"W tych manewrach będą uczestniczyć wszystkie rodzaje sił zbrojnych; będzie też ćwiczone współgranie i współpraca z Marynarką Wojenną, z lotnictwem, ale również i Wojska Obrony Terytorialnej po raz pierwszy będą prowadziły ćwiczenia; będą zabezpieczać teren lądowisk i prowadzić działania o charakterze wspierającym działanie wojsk operacyjnych" - powiedział Dworczyk w środę w Polskim Radiu.

Jak dodał, będą to największe ćwiczenia w tym roku, w których będzie brało udział ponad 17 tys. żołnierzy, w tym wojska sojusznicze. Pytany, czy to odpowiedź na ćwiczenia Zapad-17, odpowiedział, że nie należy rozpatrywać tego w tych kategoriach, bo Dragon-17, to ćwiczenia cykliczne. Podkreślił, że ich celem jest "zgranie dowodzenia oddziałami polskimi i oddziałami sojuszniczymi".

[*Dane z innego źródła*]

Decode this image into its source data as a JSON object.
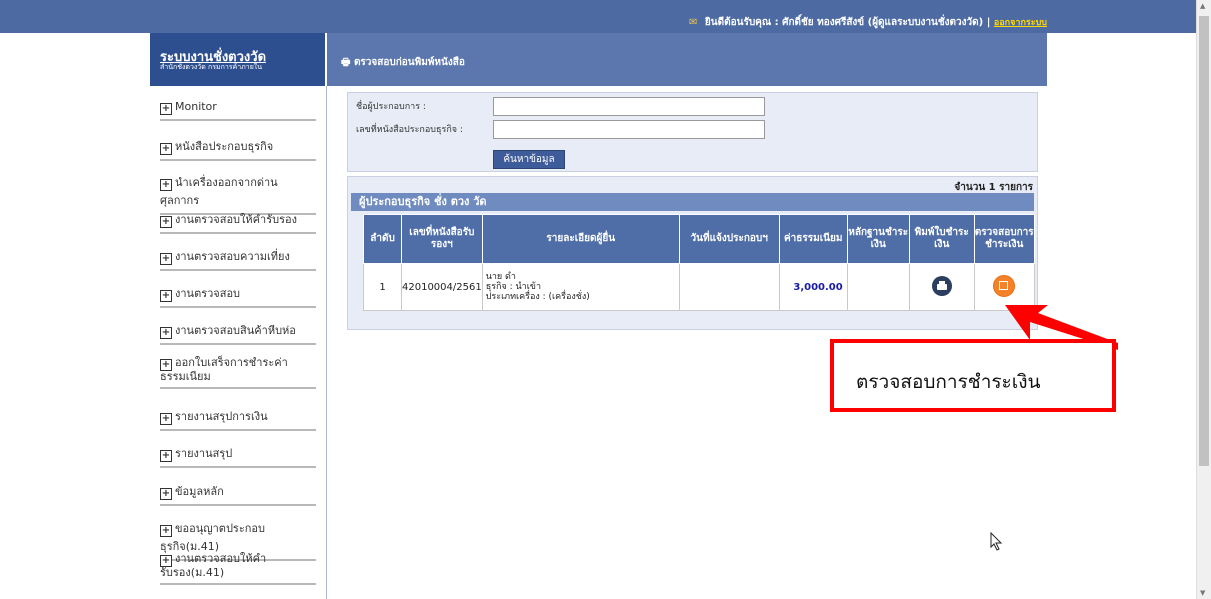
{
  "topbar": {
    "welcome": "ยินดีต้อนรับคุณ : ศักดิ์ชัย ทองศรีสังข์ (ผู้ดูแลระบบงานชั่งตวงวัด) |",
    "logout": "ออกจากระบบ"
  },
  "brand": {
    "title": "ระบบงานชั่งตวงวัด",
    "subtitle": "สำนักชั่งตวงวัด กรมการค้าภายใน"
  },
  "page": {
    "title": "ตรวจสอบก่อนพิมพ์หนังสือ"
  },
  "sidebar": {
    "items": [
      {
        "label": "Monitor"
      },
      {
        "label": "หนังสือประกอบธุรกิจ"
      },
      {
        "label": "นำเครื่องออกจากด่านศุลกากร"
      },
      {
        "label": "งานตรวจสอบให้คำรับรอง"
      },
      {
        "label": "งานตรวจสอบความเที่ยง"
      },
      {
        "label": "งานตรวจสอบ"
      },
      {
        "label": "งานตรวจสอบสินค้าหีบห่อ"
      },
      {
        "label": "ออกใบเสร็จการชำระค่าธรรมเนียม"
      },
      {
        "label": "รายงานสรุปการเงิน"
      },
      {
        "label": "รายงานสรุป"
      },
      {
        "label": "ข้อมูลหลัก"
      },
      {
        "label": "ขออนุญาตประกอบธุรกิจ(ม.41)"
      },
      {
        "label": "งานตรวจสอบให้คำรับรอง(ม.41)"
      }
    ]
  },
  "search": {
    "operator_label": "ชื่อผู้ประกอบการ :",
    "operator_value": "",
    "license_label": "เลขที่หนังสือประกอบธุรกิจ :",
    "license_value": "",
    "button": "ค้นหาข้อมูล"
  },
  "results": {
    "count_text": "จำนวน 1 รายการ",
    "section_title": "ผู้ประกอบธุรกิจ ชั่ง ตวง วัด",
    "columns": [
      "ลำดับ",
      "เลขที่หนังสือรับรองฯ",
      "รายละเอียดผู้ยื่น",
      "วันที่แจ้งประกอบฯ",
      "ค่าธรรมเนียม",
      "หลักฐานชำระเงิน",
      "พิมพ์ใบชำระเงิน",
      "ตรวจสอบการชำระเงิน"
    ],
    "rows": [
      {
        "no": "1",
        "license": "42010004/2561",
        "detail_name": "นาย ดำ",
        "detail_business": "ธุรกิจ : นำเข้า",
        "detail_type": "ประเภทเครื่อง : (เครื่องชั่ง)",
        "notify_date": "",
        "fee": "3,000.00",
        "fee_color": "#1a1aa8",
        "evidence": ""
      }
    ]
  },
  "callout": {
    "text": "ตรวจสอบการชำระเงิน",
    "color": "#ff0000"
  },
  "icons": [
    "mail-icon",
    "printer-icon",
    "plus-icon",
    "print-payment-icon",
    "check-payment-icon",
    "mouse-cursor-icon"
  ]
}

Wiceszef MON poinformował, że scenariusz ćwiczeń zakłada, że jedno z państw sąsiedzkich rości sobie prawo dostępu do surowców na terytorium Polski i ma miejsce "próba destabilizacji politycznej" oraz "próba opanowania tego spornego terytorium, też przy wykorzystaniu działań hybrydowych".

"To jest oczywiście scenariusz hipotetyczny, ale oparty również na tym, co obserwujemy w ostatnich latach, co widzieliśmy m.in. na Ukrainie w czasie aneksji Krymu czy ataku Federacji Rosyjskiej na Donbas" - oświadczył wiceminister.

Reklama

Dworczyk zauważył, że w środę formalnie kończą się manewry Zapad-17. "Część ekspertów w Polsce i za granicą obawia się, że niektóre jednostki (rosyjskie) mogą zostać na terenie Białorusi, ale zarówno Polska, jak i Sojusz Północnoatlantycki będą reagować na każdą tego rodzaju sytuację" - podkreślił.

Ćwiczenia strategiczne Zapad-2017 odbywają się głównie na terytorium Białorusi i na trzech poligonach w Rosji. Według oficjalnych informacji w ćwiczeniach wzięło udział około 12,7 tys. żołnierzy; wykorzystano blisko 700 jednostek sprzętu wojskowego. Mimo zapewnień Mińska i Moskwy, że scenariusz ćwiczeń jest czysto obronny, manewry wywołały duże zaniepokojenie sąsiednich państw, zwłaszcza Ukrainy, która w 2014 r. padła ofiarą rosyjskiej agresji.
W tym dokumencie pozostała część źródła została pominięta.